As another production begins to take shape, Leigh said there is always one thing that makes a show memorable for her: seeing the young people take chances, trust one another, and step out of their comfort zones.

They "find that inner strength that allows them to cross the line into where the true joy of performing is found," she said. "In this show I have a few kids who have been up and coming for a couple of years. They have evolved and gained confidence, and now they're commanding leading roles and proving why they belong there."

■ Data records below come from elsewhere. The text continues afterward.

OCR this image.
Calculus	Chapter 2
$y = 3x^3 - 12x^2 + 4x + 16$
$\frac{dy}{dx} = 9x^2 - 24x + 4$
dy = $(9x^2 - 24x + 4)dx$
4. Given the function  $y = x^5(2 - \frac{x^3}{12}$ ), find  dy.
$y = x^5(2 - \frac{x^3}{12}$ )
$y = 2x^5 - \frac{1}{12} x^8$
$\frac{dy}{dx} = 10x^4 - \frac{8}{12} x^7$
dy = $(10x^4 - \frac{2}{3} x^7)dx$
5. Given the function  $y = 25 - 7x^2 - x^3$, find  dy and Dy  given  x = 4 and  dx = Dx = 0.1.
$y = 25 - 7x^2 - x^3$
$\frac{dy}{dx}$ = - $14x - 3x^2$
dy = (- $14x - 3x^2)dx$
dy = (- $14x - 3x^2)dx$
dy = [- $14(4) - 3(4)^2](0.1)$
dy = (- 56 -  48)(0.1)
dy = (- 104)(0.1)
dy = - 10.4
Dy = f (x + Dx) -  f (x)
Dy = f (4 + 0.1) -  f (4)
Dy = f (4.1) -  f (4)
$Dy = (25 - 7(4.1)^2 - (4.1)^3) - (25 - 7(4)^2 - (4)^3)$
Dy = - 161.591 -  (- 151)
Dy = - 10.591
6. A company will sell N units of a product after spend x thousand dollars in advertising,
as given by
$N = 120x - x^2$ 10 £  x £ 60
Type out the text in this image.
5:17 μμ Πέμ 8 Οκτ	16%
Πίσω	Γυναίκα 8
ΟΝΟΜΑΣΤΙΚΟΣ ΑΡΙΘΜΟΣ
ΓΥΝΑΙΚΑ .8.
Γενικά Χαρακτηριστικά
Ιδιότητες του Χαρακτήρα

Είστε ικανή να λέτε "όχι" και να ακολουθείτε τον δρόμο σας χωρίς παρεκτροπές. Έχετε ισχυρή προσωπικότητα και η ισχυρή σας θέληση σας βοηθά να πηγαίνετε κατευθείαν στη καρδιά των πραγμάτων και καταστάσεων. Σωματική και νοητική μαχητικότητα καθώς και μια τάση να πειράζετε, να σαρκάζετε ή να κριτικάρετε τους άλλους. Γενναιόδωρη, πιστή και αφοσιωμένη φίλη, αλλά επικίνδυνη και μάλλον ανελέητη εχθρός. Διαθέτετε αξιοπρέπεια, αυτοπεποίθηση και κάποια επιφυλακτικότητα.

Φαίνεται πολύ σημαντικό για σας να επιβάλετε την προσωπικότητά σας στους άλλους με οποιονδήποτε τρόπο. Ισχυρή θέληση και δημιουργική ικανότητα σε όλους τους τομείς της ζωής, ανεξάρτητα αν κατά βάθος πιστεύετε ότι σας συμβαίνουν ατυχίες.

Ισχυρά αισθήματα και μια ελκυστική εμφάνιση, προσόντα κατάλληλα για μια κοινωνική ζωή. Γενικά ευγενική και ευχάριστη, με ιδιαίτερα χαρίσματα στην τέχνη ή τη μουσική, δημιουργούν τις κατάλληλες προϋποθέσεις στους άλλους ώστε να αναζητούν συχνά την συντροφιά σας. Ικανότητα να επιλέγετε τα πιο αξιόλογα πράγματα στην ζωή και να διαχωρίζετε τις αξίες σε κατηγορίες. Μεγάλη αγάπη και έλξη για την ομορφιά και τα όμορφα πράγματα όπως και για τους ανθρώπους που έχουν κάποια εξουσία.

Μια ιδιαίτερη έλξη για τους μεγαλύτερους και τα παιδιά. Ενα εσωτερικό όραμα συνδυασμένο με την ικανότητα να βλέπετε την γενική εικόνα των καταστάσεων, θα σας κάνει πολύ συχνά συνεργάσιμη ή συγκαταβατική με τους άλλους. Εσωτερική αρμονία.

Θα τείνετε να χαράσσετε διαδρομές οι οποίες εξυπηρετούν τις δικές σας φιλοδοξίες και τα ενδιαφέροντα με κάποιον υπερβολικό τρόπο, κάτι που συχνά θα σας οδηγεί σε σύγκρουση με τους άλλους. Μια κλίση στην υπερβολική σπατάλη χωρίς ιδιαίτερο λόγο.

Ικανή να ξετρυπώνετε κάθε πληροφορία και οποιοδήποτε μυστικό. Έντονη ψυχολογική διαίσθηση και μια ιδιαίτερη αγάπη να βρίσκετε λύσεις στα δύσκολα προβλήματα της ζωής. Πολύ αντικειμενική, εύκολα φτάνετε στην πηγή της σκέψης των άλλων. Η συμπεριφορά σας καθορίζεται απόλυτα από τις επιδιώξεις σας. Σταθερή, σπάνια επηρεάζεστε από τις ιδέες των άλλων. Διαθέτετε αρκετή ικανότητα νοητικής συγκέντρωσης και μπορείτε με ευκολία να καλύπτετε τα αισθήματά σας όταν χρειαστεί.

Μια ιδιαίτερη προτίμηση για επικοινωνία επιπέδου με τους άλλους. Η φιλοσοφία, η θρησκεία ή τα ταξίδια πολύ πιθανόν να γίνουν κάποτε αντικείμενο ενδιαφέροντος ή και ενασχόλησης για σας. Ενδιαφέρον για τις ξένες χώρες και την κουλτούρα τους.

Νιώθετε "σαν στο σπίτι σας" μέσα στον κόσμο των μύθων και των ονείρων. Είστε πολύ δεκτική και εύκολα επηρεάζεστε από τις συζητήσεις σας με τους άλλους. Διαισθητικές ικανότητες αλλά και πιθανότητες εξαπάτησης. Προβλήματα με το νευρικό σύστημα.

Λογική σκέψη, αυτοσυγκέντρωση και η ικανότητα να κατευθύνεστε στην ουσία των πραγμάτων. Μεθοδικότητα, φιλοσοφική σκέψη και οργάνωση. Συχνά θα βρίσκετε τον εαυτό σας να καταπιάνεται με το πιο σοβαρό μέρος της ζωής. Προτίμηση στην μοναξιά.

Leigh added that playing animals is not easy and requires thought about physical appearance, stature and voice choice.

"Being bold and daring at an age when one tends to feel judged is not easy," she said. "Knowing that theater offers kids a safe place where they can try things and know they won't be judged, where they can be surrounded by others who are not laughing at them but supporting them and helping them to make the show as great as it can be — that's the magic of a theater family."

Beavercreek Grange

This is OCCT's third production at the Beavercreek Grange, which is smaller than the previous space the group had for nine years.

"But the challenge was taken head-on and we have discovered how much flexibility there is in a space if you just use what you have," Leigh said.

For this production, designers thrust the stage over 20 feet into the audience and also built a pride rock right over the entrance to the hall.

"The grange is run by the most amazing group of people who've been so overwhelmingly welcoming and thrilled to have us around. They've supported us as we've done our best to give the grange an uplift as far as refinishing the stage floor, painting and cleaning," she said.

"The greatest joy of this move was watching the kids from the show interact with the grange members, who provide the concessions from their kitchen during performances. They stand in the kitchen and have conversations and play simple games. Breaking that generational barrier has made our home even more amazing," Leigh said.

"I'm so proud of this production and what OCCT has done with the challenges that a show like 'Lion King' presents. I am beyond excited to share it with the community."


What: The Oregon City Children's Theatre presents "Lion King Jr."

When: 7 p.m. March 9, 10, 11, 16 and 17, and noon March 18

Where: Beavercreek Grange, 22041 S. Kamrath Road, just outside of Oregon City.

More: Adults $8, children under 12 and seniors $6. For tickets and information, visit Grange members will offer concessions.